There has been a long controversy over “legacy” admissions and the politically well connected applicants in law schools. The University of Illinois law school has been entangled in this controversy with the release of an embarrassing email exchange between former Dean Heidi Hurd, Chancellor Richard Herman, and Illinois State Sen. Chris Lauzen on a student Hurd believed was unworthy of admission — but then accepted.
Lauzen wanted a student admitted and, rather than a simple letter of recommendation, he called the school’s lobbyist.
Hurd wrote Chancellor Richard Herman saying “She won’t hurt us terribly, but she certainly won’t help us. She will almost certainly be denied admission if the process unfolds as we predict. But she can probably do the work. If you tell me we need to do this one, we will. We’ll remember it though!”
Herman was replied with “Please admit. I understand no harm.” That of course depends on the meaning of harm and whether you include fairness, academic excellence, or the avoiding of hypocrisy.
Admissions may fall into the category of legislation and sausage with things that you do not want to watch being made. However, the emails were discovered by the Tribune under a Freedom of Information Act which is exploring the admission of unworthy students to please powerful donors or politicians.
One such rejected student was a a relative of Antoin “Tony” Rezko, a shady character connected in a land deal with the Obamas and later convicted on public corruption charges. The student was admitted after the intervention of former Gov. Rod Blagojevich, who is now under indictment himself.
What is astonishing is the Lauzen insists that he not only acted appropriately but that Hurd should be fired for the tone of her emails” “If it were me, I’d fire her, maybe for insolence.”

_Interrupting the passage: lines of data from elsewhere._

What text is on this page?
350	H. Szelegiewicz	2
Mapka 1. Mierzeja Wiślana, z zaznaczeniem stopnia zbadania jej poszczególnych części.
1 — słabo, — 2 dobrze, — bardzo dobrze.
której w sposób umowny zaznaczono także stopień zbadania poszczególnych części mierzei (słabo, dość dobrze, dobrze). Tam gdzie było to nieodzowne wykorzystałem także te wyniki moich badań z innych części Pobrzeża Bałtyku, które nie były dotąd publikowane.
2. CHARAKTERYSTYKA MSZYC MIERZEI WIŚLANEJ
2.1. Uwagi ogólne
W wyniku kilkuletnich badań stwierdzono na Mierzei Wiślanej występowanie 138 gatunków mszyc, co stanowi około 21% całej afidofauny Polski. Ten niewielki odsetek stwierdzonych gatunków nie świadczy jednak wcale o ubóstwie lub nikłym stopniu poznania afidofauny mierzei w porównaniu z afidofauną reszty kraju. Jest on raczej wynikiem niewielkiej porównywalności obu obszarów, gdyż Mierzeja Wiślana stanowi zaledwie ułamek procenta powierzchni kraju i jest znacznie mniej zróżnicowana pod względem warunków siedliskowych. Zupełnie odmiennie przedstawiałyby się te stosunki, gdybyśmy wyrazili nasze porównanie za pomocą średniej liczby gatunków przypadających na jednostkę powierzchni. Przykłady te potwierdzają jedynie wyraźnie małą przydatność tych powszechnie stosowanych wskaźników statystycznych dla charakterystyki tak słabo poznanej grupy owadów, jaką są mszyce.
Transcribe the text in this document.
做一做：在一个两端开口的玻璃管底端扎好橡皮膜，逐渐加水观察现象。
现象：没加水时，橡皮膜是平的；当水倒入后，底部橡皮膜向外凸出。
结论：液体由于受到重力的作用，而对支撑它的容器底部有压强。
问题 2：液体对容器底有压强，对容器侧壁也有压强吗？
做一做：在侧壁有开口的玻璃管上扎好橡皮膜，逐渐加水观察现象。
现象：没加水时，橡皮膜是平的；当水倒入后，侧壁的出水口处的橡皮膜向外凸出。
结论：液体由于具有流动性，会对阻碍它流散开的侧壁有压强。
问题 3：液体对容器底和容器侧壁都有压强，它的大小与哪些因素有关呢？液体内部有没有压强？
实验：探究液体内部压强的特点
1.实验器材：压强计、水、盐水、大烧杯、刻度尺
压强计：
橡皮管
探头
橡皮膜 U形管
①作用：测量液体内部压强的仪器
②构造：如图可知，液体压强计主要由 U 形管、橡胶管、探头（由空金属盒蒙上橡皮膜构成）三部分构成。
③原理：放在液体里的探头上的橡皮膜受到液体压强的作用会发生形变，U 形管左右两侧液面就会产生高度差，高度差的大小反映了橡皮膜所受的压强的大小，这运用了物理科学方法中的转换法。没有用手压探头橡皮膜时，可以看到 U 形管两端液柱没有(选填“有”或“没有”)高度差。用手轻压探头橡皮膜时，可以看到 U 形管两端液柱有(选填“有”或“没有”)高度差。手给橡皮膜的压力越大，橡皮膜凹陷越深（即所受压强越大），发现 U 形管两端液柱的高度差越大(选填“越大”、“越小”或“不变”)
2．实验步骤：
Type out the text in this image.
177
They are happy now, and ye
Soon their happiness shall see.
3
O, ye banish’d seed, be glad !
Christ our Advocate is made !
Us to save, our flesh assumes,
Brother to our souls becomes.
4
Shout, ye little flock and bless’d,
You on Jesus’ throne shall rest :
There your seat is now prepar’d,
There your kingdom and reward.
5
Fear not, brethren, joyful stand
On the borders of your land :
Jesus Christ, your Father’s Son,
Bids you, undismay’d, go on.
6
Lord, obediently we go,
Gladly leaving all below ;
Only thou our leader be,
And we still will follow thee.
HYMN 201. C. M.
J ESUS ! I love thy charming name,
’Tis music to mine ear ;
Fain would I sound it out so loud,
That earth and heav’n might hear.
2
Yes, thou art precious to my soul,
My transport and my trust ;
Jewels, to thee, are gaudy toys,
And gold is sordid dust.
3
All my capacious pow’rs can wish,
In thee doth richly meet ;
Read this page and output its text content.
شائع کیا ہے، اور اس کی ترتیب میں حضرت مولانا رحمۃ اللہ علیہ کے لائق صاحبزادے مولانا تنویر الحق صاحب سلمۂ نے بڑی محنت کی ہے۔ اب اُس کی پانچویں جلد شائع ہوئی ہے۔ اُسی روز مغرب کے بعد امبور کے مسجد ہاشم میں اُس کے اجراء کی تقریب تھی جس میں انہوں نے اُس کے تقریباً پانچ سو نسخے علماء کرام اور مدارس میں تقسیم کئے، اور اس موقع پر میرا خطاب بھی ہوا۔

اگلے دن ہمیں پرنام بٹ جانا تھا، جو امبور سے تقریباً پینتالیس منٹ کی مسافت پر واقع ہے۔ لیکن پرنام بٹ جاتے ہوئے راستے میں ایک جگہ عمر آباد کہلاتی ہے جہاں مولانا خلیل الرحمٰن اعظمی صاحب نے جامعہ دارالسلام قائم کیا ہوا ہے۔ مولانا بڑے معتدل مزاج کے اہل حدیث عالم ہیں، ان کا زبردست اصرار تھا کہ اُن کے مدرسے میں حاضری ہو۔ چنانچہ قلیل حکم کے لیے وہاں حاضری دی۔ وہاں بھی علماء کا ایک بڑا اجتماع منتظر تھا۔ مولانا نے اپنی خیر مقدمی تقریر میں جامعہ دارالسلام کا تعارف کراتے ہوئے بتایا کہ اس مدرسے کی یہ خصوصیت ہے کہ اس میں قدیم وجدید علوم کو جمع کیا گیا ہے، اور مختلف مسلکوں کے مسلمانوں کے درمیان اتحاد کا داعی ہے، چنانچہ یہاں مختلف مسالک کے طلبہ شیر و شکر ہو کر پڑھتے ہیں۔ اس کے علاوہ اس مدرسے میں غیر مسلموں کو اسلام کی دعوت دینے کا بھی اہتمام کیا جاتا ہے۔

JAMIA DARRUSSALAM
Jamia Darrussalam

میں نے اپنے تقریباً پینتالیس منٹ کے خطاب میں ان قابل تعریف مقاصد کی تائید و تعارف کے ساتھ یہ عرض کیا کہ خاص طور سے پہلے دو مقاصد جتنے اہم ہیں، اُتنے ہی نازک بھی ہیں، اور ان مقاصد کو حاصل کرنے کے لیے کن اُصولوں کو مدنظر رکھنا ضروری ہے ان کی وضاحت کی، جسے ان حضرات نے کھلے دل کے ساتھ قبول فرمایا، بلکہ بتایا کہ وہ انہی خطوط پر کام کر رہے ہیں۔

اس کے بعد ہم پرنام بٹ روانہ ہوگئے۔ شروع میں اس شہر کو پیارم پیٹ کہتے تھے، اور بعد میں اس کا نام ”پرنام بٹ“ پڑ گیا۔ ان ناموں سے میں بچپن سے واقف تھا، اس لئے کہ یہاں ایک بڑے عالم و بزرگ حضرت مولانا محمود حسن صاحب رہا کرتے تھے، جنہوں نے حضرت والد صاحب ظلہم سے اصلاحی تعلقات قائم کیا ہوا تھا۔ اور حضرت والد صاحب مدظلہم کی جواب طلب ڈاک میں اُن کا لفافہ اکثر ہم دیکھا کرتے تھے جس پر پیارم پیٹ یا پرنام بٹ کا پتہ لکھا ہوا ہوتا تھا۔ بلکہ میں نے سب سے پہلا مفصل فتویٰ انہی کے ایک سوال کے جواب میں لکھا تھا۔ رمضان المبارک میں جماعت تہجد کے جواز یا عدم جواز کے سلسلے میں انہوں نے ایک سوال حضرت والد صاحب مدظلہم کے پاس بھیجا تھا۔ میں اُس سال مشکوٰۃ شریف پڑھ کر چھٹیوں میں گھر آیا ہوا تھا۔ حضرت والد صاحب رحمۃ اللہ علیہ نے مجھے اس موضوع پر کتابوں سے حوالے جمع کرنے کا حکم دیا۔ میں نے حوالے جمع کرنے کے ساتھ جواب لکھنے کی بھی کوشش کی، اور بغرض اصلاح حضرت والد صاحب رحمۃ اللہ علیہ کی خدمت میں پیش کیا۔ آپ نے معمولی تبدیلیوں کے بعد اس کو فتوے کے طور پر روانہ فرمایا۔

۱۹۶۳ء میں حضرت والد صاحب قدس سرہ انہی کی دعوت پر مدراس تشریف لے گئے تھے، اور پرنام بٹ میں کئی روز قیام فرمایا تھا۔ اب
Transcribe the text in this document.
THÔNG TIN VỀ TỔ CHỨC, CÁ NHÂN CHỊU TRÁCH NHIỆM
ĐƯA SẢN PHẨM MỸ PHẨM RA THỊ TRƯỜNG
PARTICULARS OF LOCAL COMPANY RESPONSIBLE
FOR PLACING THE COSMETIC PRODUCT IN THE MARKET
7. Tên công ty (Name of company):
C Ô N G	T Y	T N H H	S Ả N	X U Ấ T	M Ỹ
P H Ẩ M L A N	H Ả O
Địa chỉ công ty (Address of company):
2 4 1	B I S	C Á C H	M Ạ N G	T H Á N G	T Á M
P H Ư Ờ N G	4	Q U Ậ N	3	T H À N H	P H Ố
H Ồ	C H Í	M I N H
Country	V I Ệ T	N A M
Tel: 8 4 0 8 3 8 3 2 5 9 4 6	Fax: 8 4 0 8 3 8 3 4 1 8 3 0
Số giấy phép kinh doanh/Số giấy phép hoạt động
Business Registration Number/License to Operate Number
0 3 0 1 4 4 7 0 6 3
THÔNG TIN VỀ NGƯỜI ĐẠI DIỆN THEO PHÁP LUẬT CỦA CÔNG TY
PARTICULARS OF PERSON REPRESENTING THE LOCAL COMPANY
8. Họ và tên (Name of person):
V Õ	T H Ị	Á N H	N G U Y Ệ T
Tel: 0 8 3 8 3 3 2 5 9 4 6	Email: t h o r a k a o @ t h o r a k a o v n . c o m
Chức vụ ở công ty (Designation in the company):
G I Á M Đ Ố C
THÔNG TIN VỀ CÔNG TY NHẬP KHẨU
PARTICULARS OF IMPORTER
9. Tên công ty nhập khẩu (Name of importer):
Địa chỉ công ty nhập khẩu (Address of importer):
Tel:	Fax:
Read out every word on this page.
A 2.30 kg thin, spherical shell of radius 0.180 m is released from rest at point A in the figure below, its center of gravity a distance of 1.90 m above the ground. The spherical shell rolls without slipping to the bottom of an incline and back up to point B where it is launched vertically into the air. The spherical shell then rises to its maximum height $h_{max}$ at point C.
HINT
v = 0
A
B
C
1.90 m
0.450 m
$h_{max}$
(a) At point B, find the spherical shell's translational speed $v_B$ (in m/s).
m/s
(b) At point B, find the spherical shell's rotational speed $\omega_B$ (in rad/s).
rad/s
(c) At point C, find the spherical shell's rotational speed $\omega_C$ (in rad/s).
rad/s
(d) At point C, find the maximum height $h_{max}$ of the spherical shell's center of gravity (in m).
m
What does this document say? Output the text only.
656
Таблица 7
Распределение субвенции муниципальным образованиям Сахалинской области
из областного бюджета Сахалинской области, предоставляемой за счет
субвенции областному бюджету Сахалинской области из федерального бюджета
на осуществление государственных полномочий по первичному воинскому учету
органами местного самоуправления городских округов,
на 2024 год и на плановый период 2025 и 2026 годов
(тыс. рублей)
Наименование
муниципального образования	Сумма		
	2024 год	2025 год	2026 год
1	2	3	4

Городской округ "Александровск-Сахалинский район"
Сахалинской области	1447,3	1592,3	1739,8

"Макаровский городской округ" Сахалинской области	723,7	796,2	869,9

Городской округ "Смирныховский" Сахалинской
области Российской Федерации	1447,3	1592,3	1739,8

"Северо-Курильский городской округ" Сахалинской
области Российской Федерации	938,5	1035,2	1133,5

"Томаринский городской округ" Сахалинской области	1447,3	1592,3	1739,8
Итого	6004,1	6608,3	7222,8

The fact is that this is hardly unique to the University of Illinois. However, the intervention of the Chancellor is not so common and might have led some deans to push back on the control of the law school over its own affairs. Nevertheless, Hurd is obviously not subtle in telling Herman that this is not a fair selection or good choice for the school. I expect many deans would feel uncomfortable with such a review of emails and messages — part of the benefits of being private rather than public schools.